Esercito, Comellini (Sindacato dei Militari): scopre la grana degli infermieri abusivi e cerca di correre ai ripari ma si dimentica che il reato già è stato consumato. Intervenga la Procura

Il Sindacato dei Militari, da sempre impegnato per garantire il pieno rispetto e la massima tutela del personale militare esercente le professioni sanitarie e dei fruitori delle loro competenze, sia nell’ambito delle Forze armate che nelle strutture del Servizio Sanitario Nazionale e Regionale, non ritiene più tollerabile, a distanza di oltre 14 anni dall’entrata in vigore della legge 43/2006, che sia ancora impiegato il personale sanitario militare sprovvisto dei titoli previsti dalla legge.
Lo scorso 20 aprile la Direzione di Sanità dell’Arma dei carabinieri è corsa ai ripari disponendo il divieto di impiegare nelle attività istituzionali gli infermieri ancora non iscritti all’albo professionale, almeno fino a quando non avranno regolarizzato la loro posizione.

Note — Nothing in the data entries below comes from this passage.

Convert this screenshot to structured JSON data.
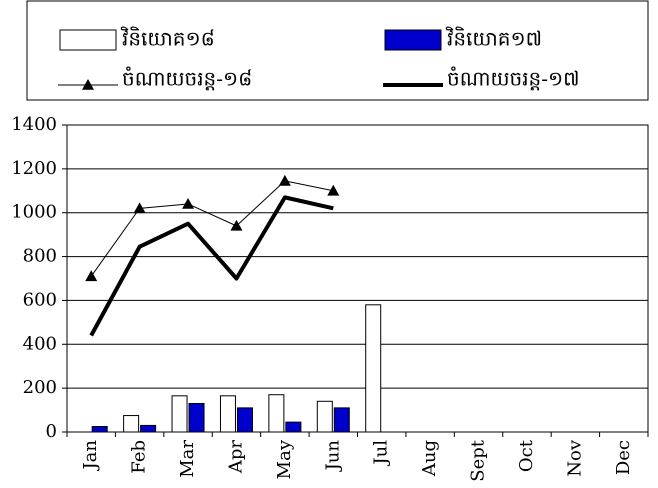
{
  "chart_data": {
    "type": "combo",
    "categories": [
      "Jan",
      "Feb",
      "Mar",
      "Apr",
      "May",
      "Jun",
      "Jul",
      "Aug",
      "Sept",
      "Oct",
      "Nov",
      "Dec"
    ],
    "series": [
      {
        "name": "វិនិយោគ១៨",
        "type": "bar",
        "color": "#ffffff",
        "values": [
          null,
          75,
          165,
          165,
          170,
          140,
          580,
          null,
          null,
          null,
          null,
          null
        ]
      },
      {
        "name": "វិនិយោគ១៧",
        "type": "bar",
        "color": "#0000cc",
        "values": [
          25,
          30,
          130,
          110,
          45,
          110,
          null,
          null,
          null,
          null,
          null,
          null
        ]
      },
      {
        "name": "ចំណាយចរន្ត-១៨",
        "type": "line",
        "color": "#000000",
        "marker": "triangle",
        "line_width": 1,
        "values": [
          710,
          1020,
          1040,
          940,
          1145,
          1100,
          null,
          null,
          null,
          null,
          null,
          null
        ]
      },
      {
        "name": "ចំណាយចរន្ត-១៧",
        "type": "line",
        "color": "#000000",
        "line_width": 4,
        "values": [
          440,
          845,
          950,
          700,
          1070,
          1020,
          null,
          null,
          null,
          null,
          null,
          null
        ]
      }
    ],
    "ylim": [
      0,
      1400
    ],
    "yticks": [
      0,
      200,
      400,
      600,
      800,
      1000,
      1200,
      1400
    ],
    "grid": true
  }
}
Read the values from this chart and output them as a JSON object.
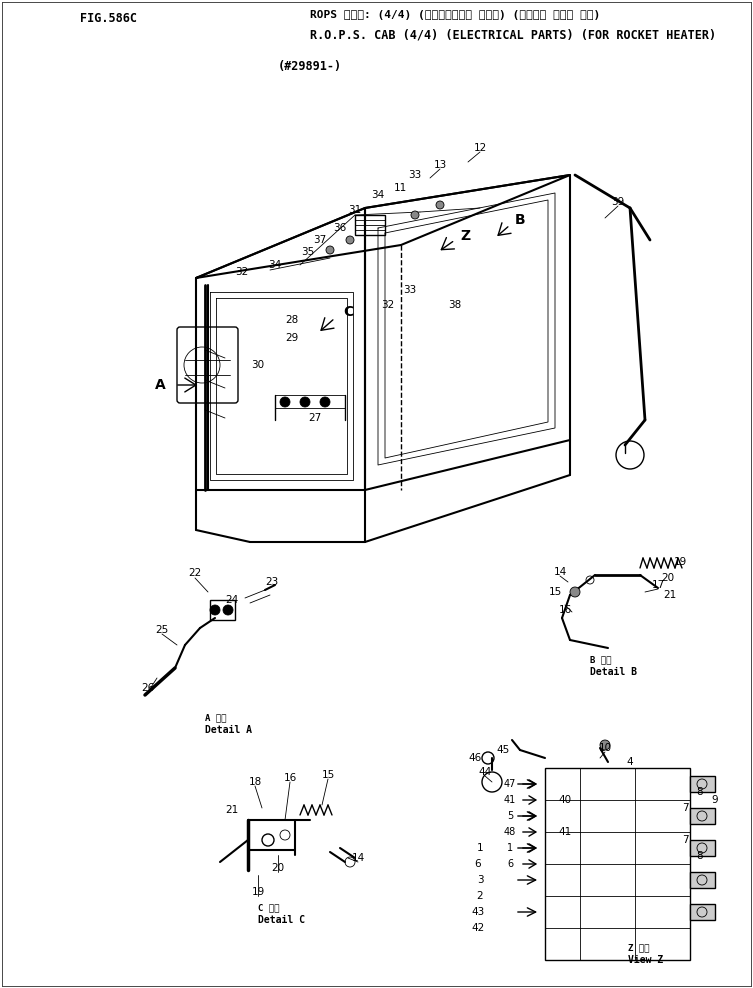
{
  "bg_color": "#f5f5f0",
  "text_color": "#1a1a1a",
  "fig_number": "FIG.586C",
  "title_line1": "ROPS キャブ: (4/4) (エレクトリカル パーツ) (ロケット ヒータ ヨウ)",
  "title_line2": "R.O.P.S. CAB (4/4) (ELECTRICAL PARTS) (FOR ROCKET HEATER)",
  "title_line3": "(#29891-)",
  "lw_thick": 1.5,
  "lw_med": 1.0,
  "lw_thin": 0.6,
  "fs_label": 7.5,
  "fs_header": 8.5,
  "fs_fig": 8.5
}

Ora è la volta dell’Esercito che tramite il suo Comando Logistico, con una nota dello scorso 23 aprile a firma del generale di Divisione Arturo Nitti, è intervenuto per porre fine al discutibile fenomeno dell’esercizio abusivo della professione infermieristica ignorando, tuttavia, il divieto di impiegare il personale sprovvisto dell’iscrizione all’albo professionale a cui, come se non fosse stato sufficiente il tempo fino ad oggi trascorso dal lontano 2006, ha concesso ulteriore tempo per mettersi in regola.
Anche in questo caso mi verrebbe da dire “meglio tardi che mai” ma ciò che mi sorprende nella pur sempre tardiva azione di comando messa in campo dal generale Nitti è la giustificazione utilizzata.
Incredibilmente il generale ha preferito puntare il dito sui rischi per l’attività istituzionale e per l’operatività della Forza armata causati dalla mancata o ritardata iscrizione all’albo del personale sanitario militare inadempiente e non, invece, sul fatto che in tale mancanza si configura la violazione dell’articolo 348 c.p..
Anche al generale Nitti voglio ricordare che la legge 3/2018, c.d Lorenzin, non solo ha inasprito le pene non solo per chi esercita abusivamente la professione, prevedendo la punizione con la reclusione da sei mesi a tre anni e la multa da euro 10.000 a euro 50.000 ma ha anche per i professionisti che hanno determinato altri a commettere il reato di esercizio abusivo della professione, prevedendo per questi la pena della reclusione da uno a cinque anni e della multa da euro 15.000 a euro 75.000.
Sono certo che al generale Nitti non sia sfuggito quanto ho voluto ricordare al suo collega generale dei carabinieri Vito Ferrara in merito all’orientamento della Corte Suprema di Cassazione riguardo al delitto di esercizio abusivo di una professione previsto dall’art. 348 cp.
Tuttavia, quanto all’impatto che la deprecabile situazione di illegalità potrebbe avere sulle attività istituzionali e i rischi paventati dal generale, non posso non spezzare una lancia a suo favore in quanto, solo per fare un esempio, ogni accertamento sanitario qualora sia effettuato da personale sanitario non in regola con i titoli richiesti per l’esercizio della professione non avrebbe alcun valore legale, con tutte le conseguenze sui giudizi di idoneità fisica al servizio assunti nei confronti del personale o nelle procedure concorsuali.
Per queste ragioni, difronte all’ennesima palese ammissione di colpa, ritengo sia oltremodo necessario l’immediato intervento dell’Autorità Giudiziaria affinché sia definitivamente stroncato non solo l’esercizio abusivo delle professioni sanitarie nell’ambito delle Forze armate ma anche ogni forma di tolleranza da parete di coloro che esercitano le azioni di comando e determina l’impiego del personale pur sapendolo abusivo.
All’ignaro Ministro della difesa, Lorenzo Guerini, continuo chiedere fino a quando sarà ancora disposto a tollerare queste pericolose situazioni di palese illegalità?